Il problema è che la bella lettera redatta su carta intestata di ben due ministeri (Tesoro e Welfare) in realtà non rappresentava assolutamente un’attestazione di idoneità a ricevere la carta acquisti. «Ci hanno costretti - aggiunge Amos Fabbri del patronato Inca Cgil - a fare la parte dei cattivi, ma mi chiedo a cosa sia servito distribuire migliaia di social card che sono destinate a rimanere comunque inattive». In molti casi, infatti, gli anziani hanno ottenuto dalle Poste la Carta senza rendersi conto che in realtà non erano in possesso di tutti i requisiti richiesti per usufruirne.
Ci sono infatti una serie di condizioni che è relativamente facile accertare - come la proprietà di uno o più veicoli, o l’essere intestatario di una o più utenze domestiche - ma ci sono anche situazioni che facilmente sfuggono ai diretti interessati.
Prendiamo il caso limite di un anziano che ha il 10% della proprietà di un garage o di un deposito di attrezzi agricoli. Essendo immobili ad uso non abitativo basta esserne proprietari di un decimo per non avere diritto alla card. Lo stesso dicasi per la proprietà di un quarto di un immobile ad uso abitativo, qualunque sia il suo valore: è questo un criterio che esclude ad esempio chi ha la porzione di proprietà di una villa in Versilia e di chi ha una fetta di un rudere in una località sperduta.
Un altro tasto dolente riguarda il patrimonio mobiliare Isee che deve essere inferiore a 15mila euro. «C’è chi ha messo da parte i soldi per la tomba e per il funerale e non vuol toccarli a nessun costo - aggiunge Coli - e chi, piuttosto che dichiarare l’ammontare dei depositi in banca o alle Poste si alza e interrompe la compilazione del modulo di richiesta. Può sembrare un atteggiamento incomprensibile, ma tanti nostri anziani sono fatti così».
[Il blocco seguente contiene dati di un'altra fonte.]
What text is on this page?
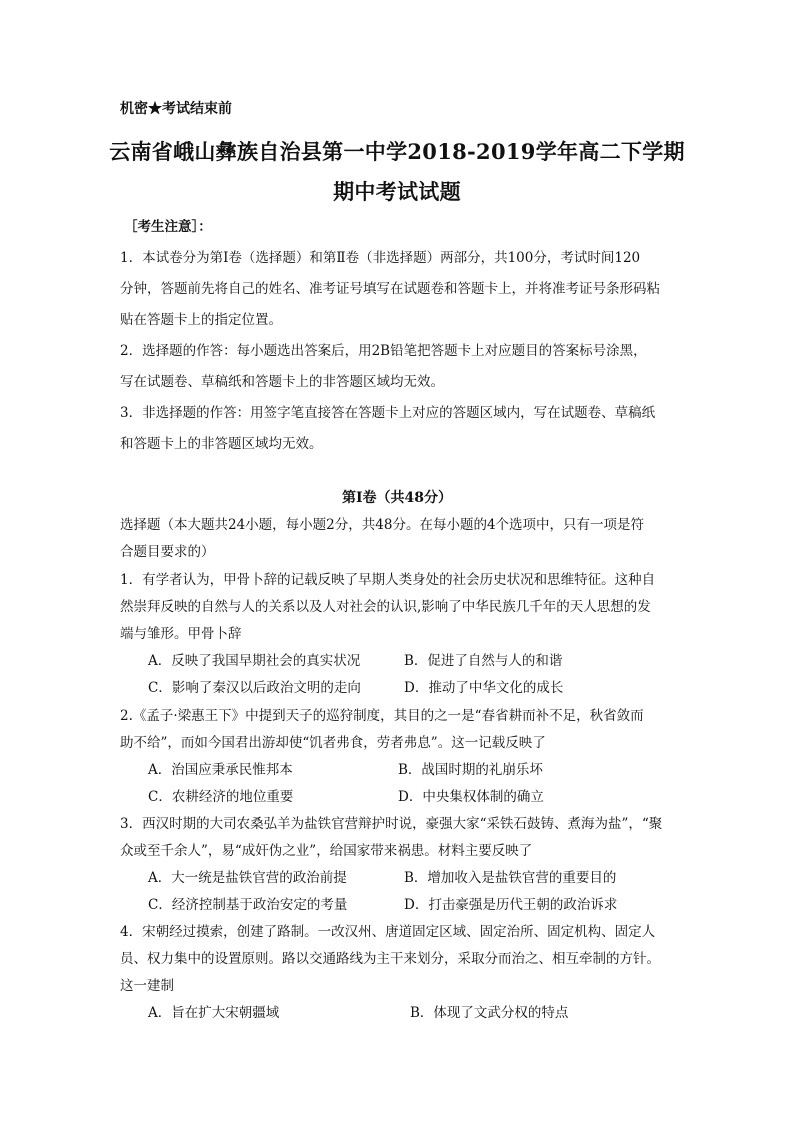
机密★考试结束前
云南省峨山彝族自治县第一中学2018-2019学年高二下学期
期中考试试题
［考生注意］：
1．本试卷分为第Ⅰ卷（选择题）和第Ⅱ卷（非选择题）两部分，共100分，考试时间120
分钟，答题前先将自己的姓名、准考证号填写在试题卷和答题卡上，并将准考证号条形码粘
贴在答题卡上的指定位置。
2．选择题的作答：每小题选出答案后，用2B铅笔把答题卡上对应题目的答案标号涂黑，
写在试题卷、草稿纸和答题卡上的非答题区域均无效。
3．非选择题的作答：用签字笔直接答在答题卡上对应的答题区域内，写在试题卷、草稿纸
和答题卡上的非答题区域均无效。
第Ⅰ卷（共48分）
选择题（本大题共24小题，每小题2分，共48分。在每小题的4个选项中，只有一项是符
合题目要求的）
1．有学者认为，甲骨卜辞的记载反映了早期人类身处的社会历史状况和思维特征。这种自
然崇拜反映的自然与人的关系以及人对社会的认识,影响了中华民族几千年的天人思想的发
端与雏形。甲骨卜辞
A．反映了我国早期社会的真实状况	B．促进了自然与人的和谐
C．影响了秦汉以后政治文明的走向	D．推动了中华文化的成长
2.《孟子·梁惠王下》中提到天子的巡狩制度，其目的之一是“春省耕而补不足，秋省敛而
助不给”，而如今国君出游却使“饥者弗食，劳者弗息”。这一记载反映了
A．治国应秉承民惟邦本	B．战国时期的礼崩乐坏
C．农耕经济的地位重要	D．中央集权体制的确立
3．西汉时期的大司农桑弘羊为盐铁官营辩护时说，豪强大家“采铁石鼓铸、煮海为盐”，“聚
众或至千余人”，易“成奸伪之业”，给国家带来祸患。材料主要反映了
A．大一统是盐铁官营的政治前提	B．增加收入是盐铁官营的重要目的
C．经济控制基于政治安定的考量	D．打击豪强是历代王朝的政治诉求
4．宋朝经过摸索，创建了路制。一改汉州、唐道固定区域、固定治所、固定机构、固定人
员、权力集中的设置原则。路以交通路线为主干来划分，采取分而治之、相互牵制的方针。
这一建制
A．旨在扩大宋朝疆域	B．体现了文武分权的特点
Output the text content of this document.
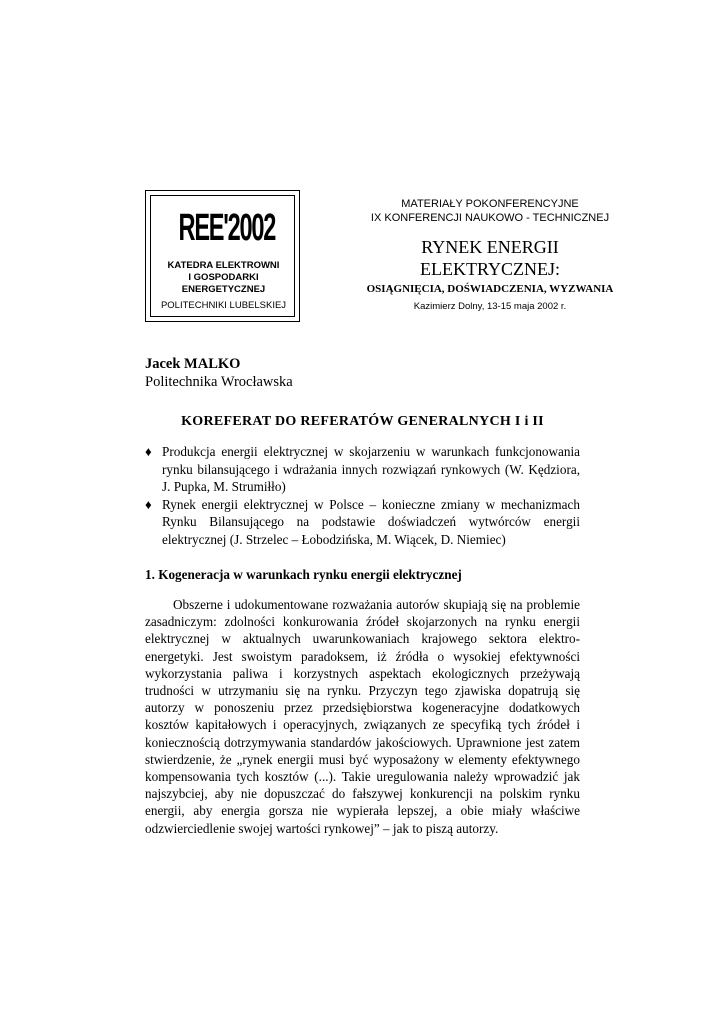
REE'2002
KATEDRA ELEKTROWNI
I GOSPODARKI
ENERGETYCZNEJ
POLITECHNIKI LUBELSKIEJ
MATERIAŁY POKONFERENCYJNE
IX KONFERENCJI NAUKOWO - TECHNICZNEJ
RYNEK ENERGII
ELEKTRYCZNEJ:
OSIĄGNIĘCIA, DOŚWIADCZENIA, WYZWANIA
Kazimierz Dolny, 13-15 maja 2002 r.
Jacek MALKO
Politechnika Wrocławska
KOREFERAT DO REFERATÓW GENERALNYCH I i II
♦ Produkcja energii elektrycznej w skojarzeniu w warunkach funkcjonowania rynku bilansującego i wdrażania innych rozwiązań rynkowych (W. Kędziora, J. Pupka, M. Strumiłło)
♦ Rynek energii elektrycznej w Polsce – konieczne zmiany w mechanizmach Rynku Bilansującego na podstawie doświadczeń wytwórców energii elektrycznej (J. Strzelec – Łobodzińska, M. Wiącek, D. Niemiec)
1. Kogeneracja w warunkach rynku energii elektrycznej
Obszerne i udokumentowane rozważania autorów skupiają się na problemie zasadniczym: zdolności konkurowania źródeł skojarzonych na rynku energii elektrycznej w aktualnych uwarunkowaniach krajowego sektora elektroenergetyki. Jest swoistym paradoksem, iż źródła o wysokiej efektywności wykorzystania paliwa i korzystnych aspektach ekologicznych przeżywają trudności w utrzymaniu się na rynku. Przyczyn tego zjawiska dopatrują się autorzy w ponoszeniu przez przedsiębiorstwa kogeneracyjne dodatkowych kosztów kapitałowych i operacyjnych, związanych ze specyfiką tych źródeł i koniecznością dotrzymywania standardów jakościowych. Uprawnione jest zatem stwierdzenie, że „rynek energii musi być wyposażony w elementy efektywnego kompensowania tych kosztów (...). Takie uregulowania należy wprowadzić jak najszybciej, aby nie dopuszczać do fałszywej konkurencji na polskim rynku energii, aby energia gorsza nie wypierała lepszej, a obie miały właściwe odzwierciedlenie swojej wartości rynkowej” – jak to piszą autorzy.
Ci sono poi i redditi non facilmente identificabili che, pur essendo minimi, possono far sballare il redditometro, sia pure di pochi euro. «Si tratta di redditi che non fanno parte dell’imponibile fiscale - chiarisce Marco Manfredini del patronato Inas Cisl - come le pensioni di guerra percepite dalle vedove o dai figli di grandi invalidi, le rendite Inail percepite per i postumi di invalidità di infortuni sul lavoro». Per non parlare dell’inserimento nel reddito complessivo delle indennità di accompagnamento che vengono erogate a fronte dell’assistenza di persone gravemente invalide e che devono essere assistite.
La circolare inviata dal Tesoro - ad operazione già avviata - specifica infatti che nel calcolo del reddito occorre tenere conto «di tutti i trasferimenti monetari ricevuti a qualsiasi titolo dall’Inps o da altri enti erogatori di pensione (es. casse previdenziali) anche se questi importi non sono fiscalmente imponibili. Vanno esclusi da questo calcolo esclusivamente gli importi relativi ad arretrati». Quindi, ad un anziano non basta neppure consultare il Cud o la dichiarazione dei redditi per accertarsi di essere al di sotto dei 6mila euro di reddito Isee e di essere titolare di un’imposta netta Irpef pari a zero.